Wrong Parking Challan

Grrrrr! Insult to injury…

Of course the ‘parking lot attendant’ was nowhere to be seen.

After I had mentally resigned myself to paying up the fine I thought about the various ways in which people get penalized for wrong parking.

1. On the spot challan
The easiest and smoothest. You come back from whatever errand you’d set out for, and a traffic cop awaits you by your car. You pay him Rs.100. He issues you a receipt. End of matter. No corruption, instant gratification!

2. Wheel clamp
You come back from whatever errand you’d set out for, and discover a metal clamp jutting out of your front wheel, immobilizing your car. Since the clamp is an asset for the cop — he can’t be far away, and would surface soon. However, this is a ‘long-term remedy’ method that penalizes the driver (in the hope that s/he won’t repeat the same mistake) but does not remove the wrongly parked vehicle from the spot of potential chaos!

3. Postal challan
You come back from whatever errand you’d set out for, and drive-on in life. A few days later you receive a challan by post. Most of the times you don’t agree that you have been deservingly penalized. You then have two options — to either contest your case to prove that you are innocent, or pay up Rs.100. Not surprisingly, most people prefer the second option!

4. Sticker challan
The above-discussed scenario. But what if someone were to rip off the sticker from the car parked next.
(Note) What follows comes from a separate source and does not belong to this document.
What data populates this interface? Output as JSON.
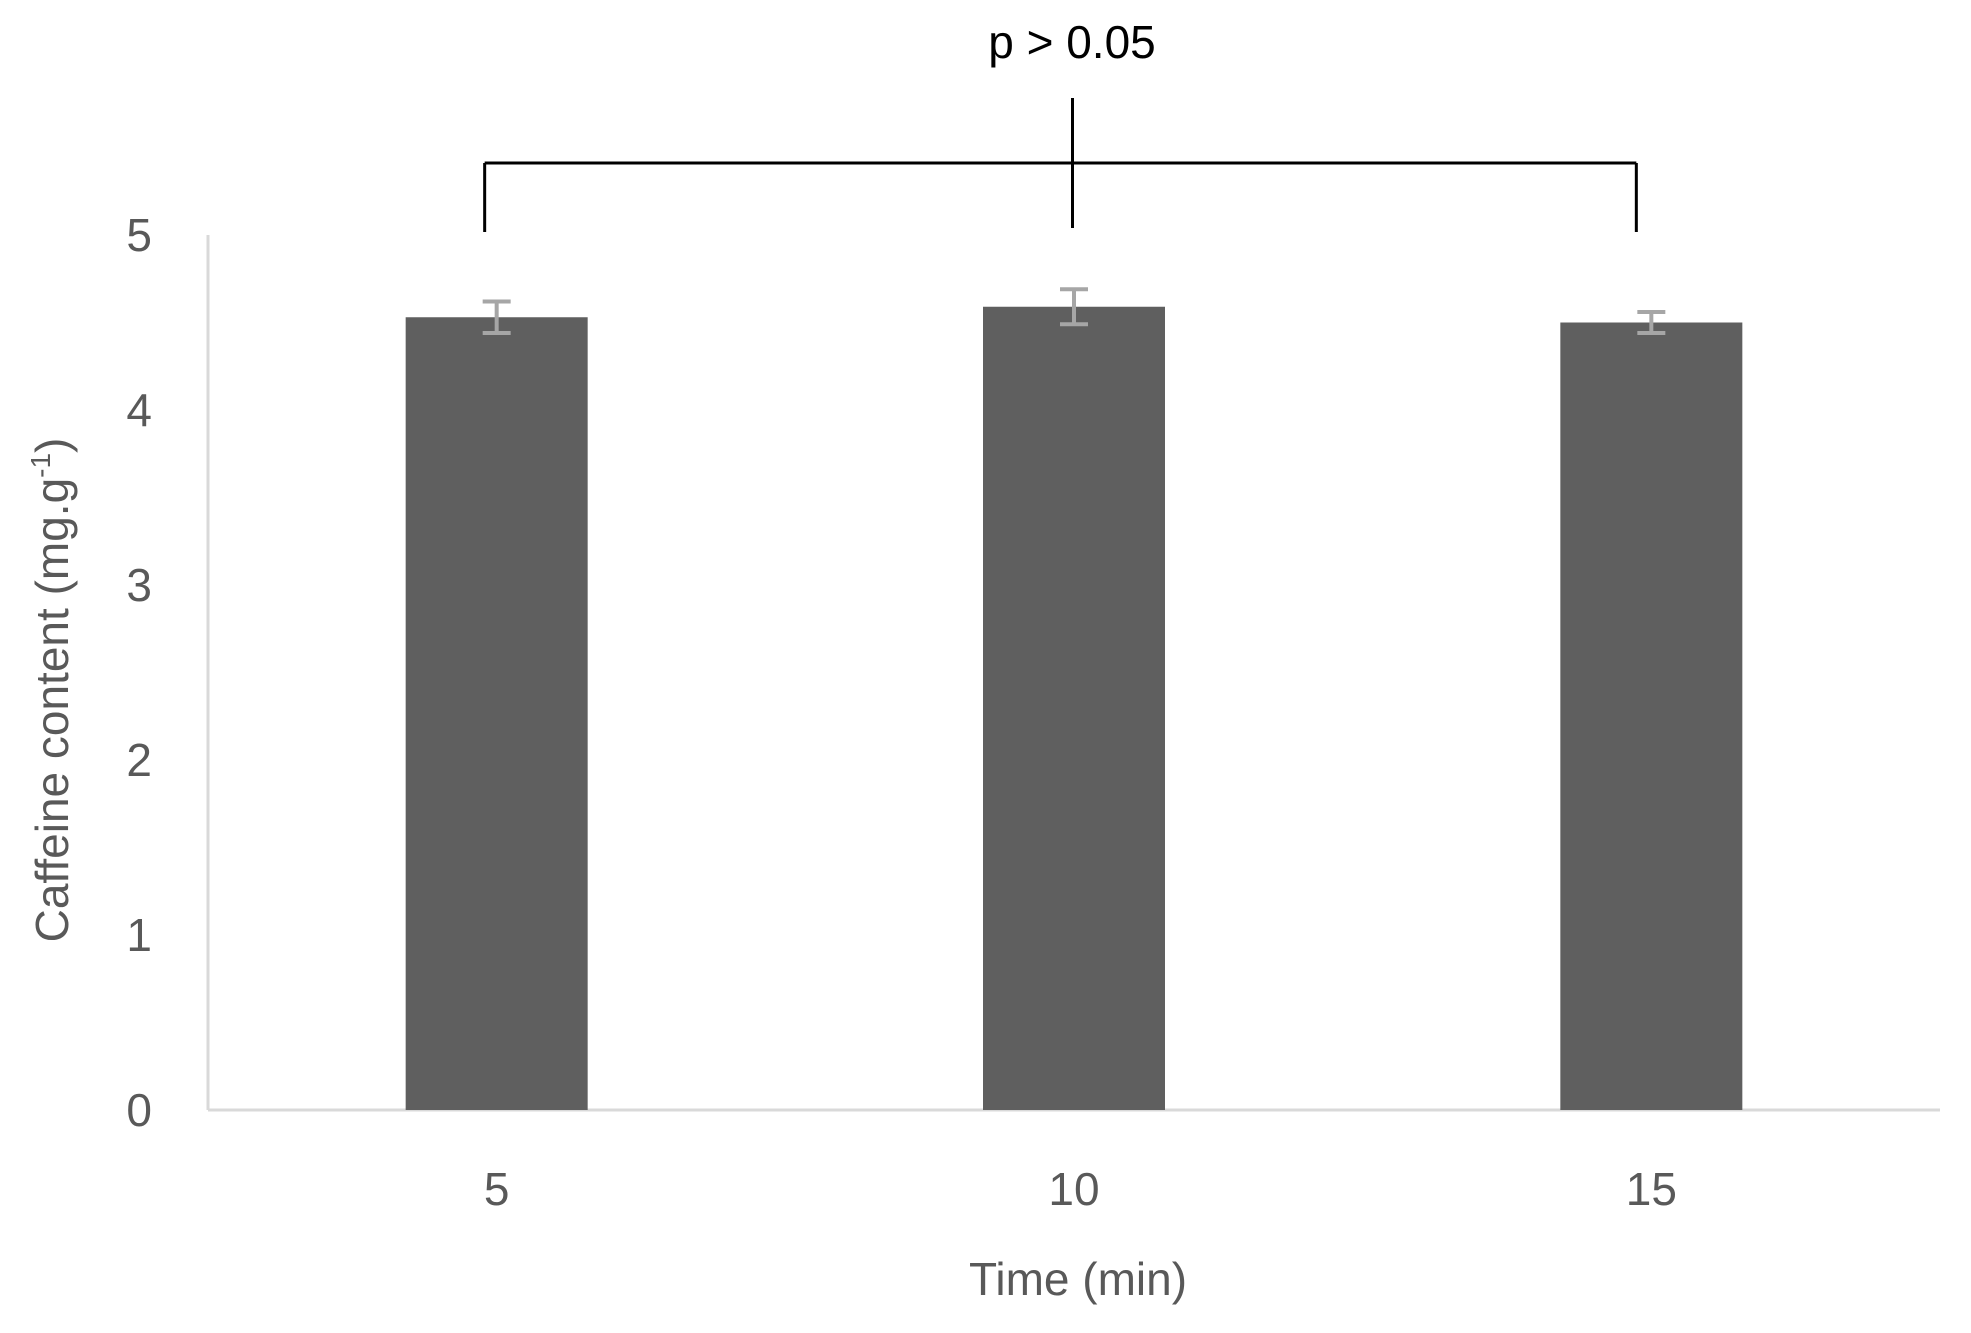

The driver/owner of the car parked next would never know s/he had been challaned and would end up getting court summons!

5. Tow-away
You come back from whatever errand you’d set out for, and your car is nowhere to be found. With mounting palpitation you wonder if your car has been stolen. Sometimes, little mercies occur in the form of eye-witnesses who tell you your car has been towed away. The mercies end when you need to first find out the police station where such cars are taken and then gauging the physical damage to your car!

Oh, by the way, I paid up my fine at the required police-station where the queue for my-kind-of-challan was the shortest! Some mercy!